EmperorSteele on 29/7/2013 at 01:45
First of all, are there any "New Sky"s that are half forest and half city?
If not, how would I go about making a custom one?
ZylonBane on 29/7/2013 at 01:49
You're talking about Distant Art, which is just one component of the NewSky renderer.
kdau on 29/7/2013 at 02:15
See newsky.txt ("DistantArt" section) in the official documentation for details. The problem with half-and-half distant art is that (unlike with the old skybox system) there is no configurable orientation. You can have two textures, but they just alternate with each other, and there have to be at least three panels. At best you might be able to get a small area to have a special detail (arrangement 1 2 1, where texture 2 has the detail), but it would either be very blurry looking or require enormous texture files.

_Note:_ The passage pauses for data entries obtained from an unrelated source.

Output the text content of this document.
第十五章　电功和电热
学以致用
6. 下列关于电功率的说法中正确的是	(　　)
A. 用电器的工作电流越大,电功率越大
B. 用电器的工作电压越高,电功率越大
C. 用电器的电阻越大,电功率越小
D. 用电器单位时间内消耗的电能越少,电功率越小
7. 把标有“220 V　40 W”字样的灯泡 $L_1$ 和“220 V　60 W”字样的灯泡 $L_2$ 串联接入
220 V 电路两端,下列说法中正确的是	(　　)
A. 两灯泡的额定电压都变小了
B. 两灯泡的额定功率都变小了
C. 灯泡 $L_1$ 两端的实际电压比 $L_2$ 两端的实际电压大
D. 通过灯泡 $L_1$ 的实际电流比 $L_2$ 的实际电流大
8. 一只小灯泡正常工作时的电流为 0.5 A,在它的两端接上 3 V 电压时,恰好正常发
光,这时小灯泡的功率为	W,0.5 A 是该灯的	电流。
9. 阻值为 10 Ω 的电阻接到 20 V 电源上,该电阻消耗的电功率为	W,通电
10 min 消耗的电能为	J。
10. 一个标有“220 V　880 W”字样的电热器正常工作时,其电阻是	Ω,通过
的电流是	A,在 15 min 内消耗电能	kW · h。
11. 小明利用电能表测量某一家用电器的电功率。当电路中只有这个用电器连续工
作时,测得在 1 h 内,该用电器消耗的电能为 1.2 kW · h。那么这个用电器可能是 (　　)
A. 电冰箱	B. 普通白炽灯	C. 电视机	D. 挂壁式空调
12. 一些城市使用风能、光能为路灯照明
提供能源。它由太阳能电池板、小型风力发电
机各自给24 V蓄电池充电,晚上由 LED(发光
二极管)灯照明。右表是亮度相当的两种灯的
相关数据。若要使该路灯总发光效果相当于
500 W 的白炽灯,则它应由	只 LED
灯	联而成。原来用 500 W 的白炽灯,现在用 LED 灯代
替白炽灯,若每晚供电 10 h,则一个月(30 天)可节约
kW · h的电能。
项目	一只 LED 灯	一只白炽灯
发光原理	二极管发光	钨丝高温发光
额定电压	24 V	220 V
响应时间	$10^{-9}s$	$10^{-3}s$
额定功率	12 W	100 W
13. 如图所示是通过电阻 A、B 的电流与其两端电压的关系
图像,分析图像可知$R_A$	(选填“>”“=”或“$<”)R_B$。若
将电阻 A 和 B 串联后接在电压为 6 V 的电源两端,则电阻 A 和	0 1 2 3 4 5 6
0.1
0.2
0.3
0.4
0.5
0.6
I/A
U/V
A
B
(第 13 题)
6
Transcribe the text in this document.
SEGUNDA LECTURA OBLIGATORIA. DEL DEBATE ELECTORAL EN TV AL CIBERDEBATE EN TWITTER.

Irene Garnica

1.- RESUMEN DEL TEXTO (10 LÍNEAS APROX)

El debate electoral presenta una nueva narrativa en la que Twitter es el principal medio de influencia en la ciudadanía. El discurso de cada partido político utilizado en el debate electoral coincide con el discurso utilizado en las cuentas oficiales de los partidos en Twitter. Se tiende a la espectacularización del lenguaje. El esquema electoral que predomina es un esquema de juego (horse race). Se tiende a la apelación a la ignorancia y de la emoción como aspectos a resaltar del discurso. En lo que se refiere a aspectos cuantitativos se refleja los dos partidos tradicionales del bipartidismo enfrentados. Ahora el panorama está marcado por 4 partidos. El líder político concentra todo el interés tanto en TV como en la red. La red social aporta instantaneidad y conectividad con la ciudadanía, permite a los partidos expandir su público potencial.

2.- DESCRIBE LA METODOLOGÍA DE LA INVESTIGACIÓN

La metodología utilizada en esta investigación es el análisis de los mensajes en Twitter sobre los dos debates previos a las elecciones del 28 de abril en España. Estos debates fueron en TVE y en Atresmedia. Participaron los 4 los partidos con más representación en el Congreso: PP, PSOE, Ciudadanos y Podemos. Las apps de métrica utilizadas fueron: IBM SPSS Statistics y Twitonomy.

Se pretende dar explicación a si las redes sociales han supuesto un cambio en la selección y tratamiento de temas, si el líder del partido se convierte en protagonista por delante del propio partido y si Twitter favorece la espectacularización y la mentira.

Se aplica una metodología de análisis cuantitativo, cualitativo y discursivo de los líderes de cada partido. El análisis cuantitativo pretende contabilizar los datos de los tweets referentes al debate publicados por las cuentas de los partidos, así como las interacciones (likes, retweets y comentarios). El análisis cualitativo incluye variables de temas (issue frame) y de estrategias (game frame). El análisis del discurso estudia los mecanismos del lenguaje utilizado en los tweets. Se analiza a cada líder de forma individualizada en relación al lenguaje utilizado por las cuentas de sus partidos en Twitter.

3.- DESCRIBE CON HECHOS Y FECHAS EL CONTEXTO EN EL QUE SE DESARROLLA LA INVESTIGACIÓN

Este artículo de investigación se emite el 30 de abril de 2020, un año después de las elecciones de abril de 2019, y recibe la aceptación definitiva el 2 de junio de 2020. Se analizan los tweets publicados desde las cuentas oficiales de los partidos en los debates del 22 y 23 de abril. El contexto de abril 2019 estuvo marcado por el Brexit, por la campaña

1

The usual solution is to block the view in one direction or the other: in your case, either with trees on one side or buildings/walls on the other. I actually have the same in my WIP - edge of the city, forest vs. buildings - and it worked better for me to block the forest side with trees. My forest section was smaller, so I could control the points of view more easily. Along with the "forest wall" textures from Viktoria's Maw, that was enough to prevent the buildings from showing through. You might just as well have better luck with large walls and distant buildings blocking a forest distant art.
Edit: NV suggested years ago:
Quote Posted by Nameless Voice
You might be able to use a celstial object for this - using a building sprite instead of a moon or sun. You're limited to a maximum of three celestial objects per mission, which is still two more than you need for the moon in most cases.
ZylonBane on 29/7/2013 at 16:49
Is it possible under NewDark to have the oldsky skybox and the NewSky everything else going at the same time?
kdau on 29/7/2013 at 21:49
No, having NewSky enabled at all causes the skybox to be ignored, even with NewDark. One might use the "skybox" command from game mode to take a snapshot of a forest-only or city-only NewSky, then paint over parts of the resulting skybox textures with the opposite background. They would still be massive files, though, and there would be no animation (star visibility relative to lighting or wind shear on clouds).